In his welcoming remarks, Ramos emphasized the importance of studying how perspectives from the past can inform present-day scholarship and activism.

“As historians of science and medicine, we study the power and violence tied to knowledge production in academic settings,” Ramos said. “We are concerned with how knowledge is produced, whose knowledge is considered authoritative or marginal and who is really served by the scientific and medical research produced in universities.”

Examining the history of science and medicine can help both physicians and academics understand the racial disparities present in health today, Ramos said, adding that these disparities are especially important to address in New Haven, “where the University is such a dominant force.”

Ramos pointed to the tens of thousands of dollars that the Yale School of Medicine spends on patients in Africa, but not on the health care of many New Haven residents. He added that many undocumented immigrants can only obtain primary health care from student-run weekend clinics as opposed to Yale’s world-class medical facilities.

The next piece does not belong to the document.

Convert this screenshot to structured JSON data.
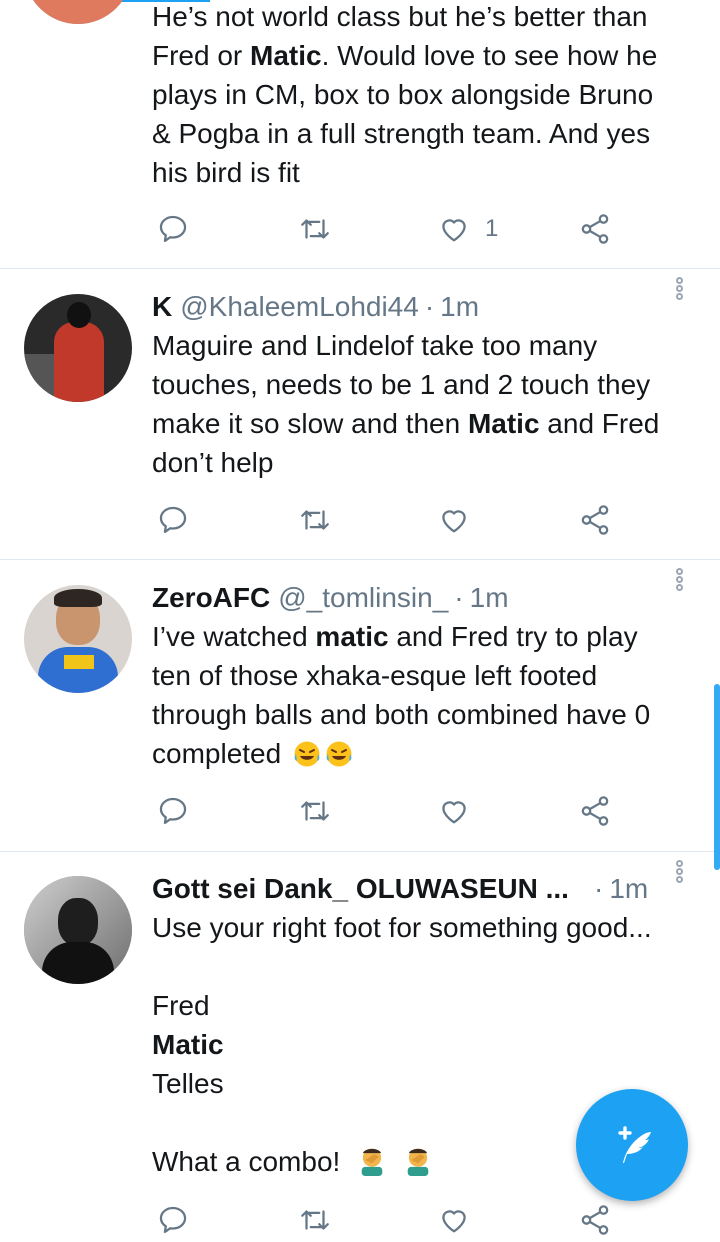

Lanzarotta said that “Critical Histories” was the first conference she has attended that opened “a mutual dialogue” between scientific researchers and historians of science and medicine.

“We sort of had a radical vision that we could bring together health care providers and scientists and activists and historians and put them all in the same room,” Lanzarotta said. “By getting them to talk to each other about the issues that they care about, we hoped there might be opportunities to learn from one another.”

History of Science and Medicine professor Joanna Radin described the conference as “an overwhelming success,” noting that “Critical Histories” stood out even among other graduate student-organized conferences in the field for modeling a collaborative undertaking of knowledge.

Radin added that she hopes Yale can capitalize on its strengths in the humanities in its efforts to address problems in scientific and medical fields.

“I think we still operate under the assumption, whether it’s explicit or not, that science and the humanities are two cultures — two fundamentally different ways of being in the world,” Radin said. “The kind of work we see [at the conference] shows that that’s an illusion. We can abandon the illusion that bringing [science and the humanities together] does not diminish the power of either culture, but creates a stronger one.”

Conference attendees described the weekend’s discussions as eye-opening. Sahana Kribakaran GRD ’24 MED ’24 said that, as someone who comes from a basic science background, “Critical Histories” was the first academic humanities conference she has attended.

“As a medical student, it’s really critical to understand the framework that constructs our system of medicine,” Kribakaran said. “It was powerful to talk to people from all areas of the country, and I was able to learn an incredible amount about these histories and how they relate to the future of activism and tie into racial violence.”

History of Science and Medicine conferences often only draw scholars in history disciplines, Pickman said. However, she added that she was pleased to see undergraduates and students from the schools of Medicine, Nursing, Public Health and Forestry & Environmental Studies attend.

The Yale Program in the History of Science and Medicine currently has 10 faculty members and 25 graduate students.